The suite encodes intent ("log in, add the backpack to the cart, verify the badge shows 1"), not implementation. Models — like browsers and grids — are runtime configuration, and configuration follows a clear precedence: flags beat environment variables, which beat ~/.browserbash/config.json defaults. The same suite that A/B-tested two OpenRouter models can run on local Ollama tomorrow (--model ollama/qwen3) or on Anthropic directly (--model claude-opus-4-8). OpenRouter is simply the widest menu — hundreds of models behind one OPENROUTER_API_KEY — which makes experiments like this cheap enough to actually run.
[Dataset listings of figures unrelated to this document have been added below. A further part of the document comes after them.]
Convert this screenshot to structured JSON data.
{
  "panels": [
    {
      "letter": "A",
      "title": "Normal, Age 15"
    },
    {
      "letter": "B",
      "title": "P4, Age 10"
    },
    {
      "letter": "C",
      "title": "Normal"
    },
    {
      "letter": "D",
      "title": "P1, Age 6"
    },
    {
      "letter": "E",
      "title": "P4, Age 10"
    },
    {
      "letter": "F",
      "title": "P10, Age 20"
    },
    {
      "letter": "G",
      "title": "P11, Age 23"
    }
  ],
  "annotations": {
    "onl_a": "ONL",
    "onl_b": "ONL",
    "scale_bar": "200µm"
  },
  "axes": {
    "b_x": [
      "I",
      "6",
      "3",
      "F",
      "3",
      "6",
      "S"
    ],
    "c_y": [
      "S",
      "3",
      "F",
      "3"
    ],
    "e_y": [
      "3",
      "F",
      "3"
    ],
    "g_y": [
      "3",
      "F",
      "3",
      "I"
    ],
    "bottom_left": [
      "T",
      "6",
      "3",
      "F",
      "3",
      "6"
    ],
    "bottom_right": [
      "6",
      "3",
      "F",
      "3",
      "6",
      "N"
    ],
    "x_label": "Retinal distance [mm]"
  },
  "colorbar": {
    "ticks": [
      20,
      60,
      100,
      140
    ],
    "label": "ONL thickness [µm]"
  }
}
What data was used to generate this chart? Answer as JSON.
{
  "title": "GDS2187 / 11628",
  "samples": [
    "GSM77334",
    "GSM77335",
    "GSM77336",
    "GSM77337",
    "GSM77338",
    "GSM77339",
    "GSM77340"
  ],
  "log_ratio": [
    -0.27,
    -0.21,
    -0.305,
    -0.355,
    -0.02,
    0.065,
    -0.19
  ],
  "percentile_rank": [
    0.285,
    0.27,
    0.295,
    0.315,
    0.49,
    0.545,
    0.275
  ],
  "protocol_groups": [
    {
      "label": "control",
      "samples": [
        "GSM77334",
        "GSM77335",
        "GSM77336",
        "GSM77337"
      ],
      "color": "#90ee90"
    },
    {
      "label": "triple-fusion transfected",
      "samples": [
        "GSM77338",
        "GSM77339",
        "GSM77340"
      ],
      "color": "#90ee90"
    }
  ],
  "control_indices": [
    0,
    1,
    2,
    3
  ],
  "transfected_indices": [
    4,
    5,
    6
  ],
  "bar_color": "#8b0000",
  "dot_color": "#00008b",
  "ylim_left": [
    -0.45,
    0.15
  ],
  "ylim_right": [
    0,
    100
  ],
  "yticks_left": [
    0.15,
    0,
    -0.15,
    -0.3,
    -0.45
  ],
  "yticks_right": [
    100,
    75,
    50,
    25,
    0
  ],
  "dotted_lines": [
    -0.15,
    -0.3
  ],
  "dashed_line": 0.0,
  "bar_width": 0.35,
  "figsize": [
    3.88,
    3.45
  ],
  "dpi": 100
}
When a candidate model fails a long test, treat it like any flake investigation: rerun for a pass rate, compare duration_ms and steps_executed against the stronger model's runs, and consider splitting the flow or raising --timeout and --max-steps before blaming the model outright.

FAQ

Do I need separate API keys for Anthropic and Meta models?

No — that's the point of OpenRouter. One OPENROUTER_API_KEY (from openrouter.ai/keys) covers every model on the platform, addressed as openrouter/<vendor>/<model>. You stop managing a keyring and start comparing models on merit.

How do I find the exact model id to pass?

Browse the OpenRouter model catalog and copy the id verbatim into the flag — for example --model openrouter/anthropic/claude-sonnet-4-6 or --model openrouter/meta-llama/llama-3.3-70b-instruct. The openrouter/ prefix tells BrowserBash which backend to use; the rest must match OpenRouter's id exactly.

A cheaper model keeps failing one long test — is it unusable?

Not necessarily. Long multi-step flows are where smaller models flake first. Before discarding it: rerun to establish a pass rate (one failure is not a verdict), give the run headroom with --timeout and --max-steps, or split the flow into two shorter *_test.md files. Many teams land exactly where this one did — a cheap model for short tests, a stronger one for long flows.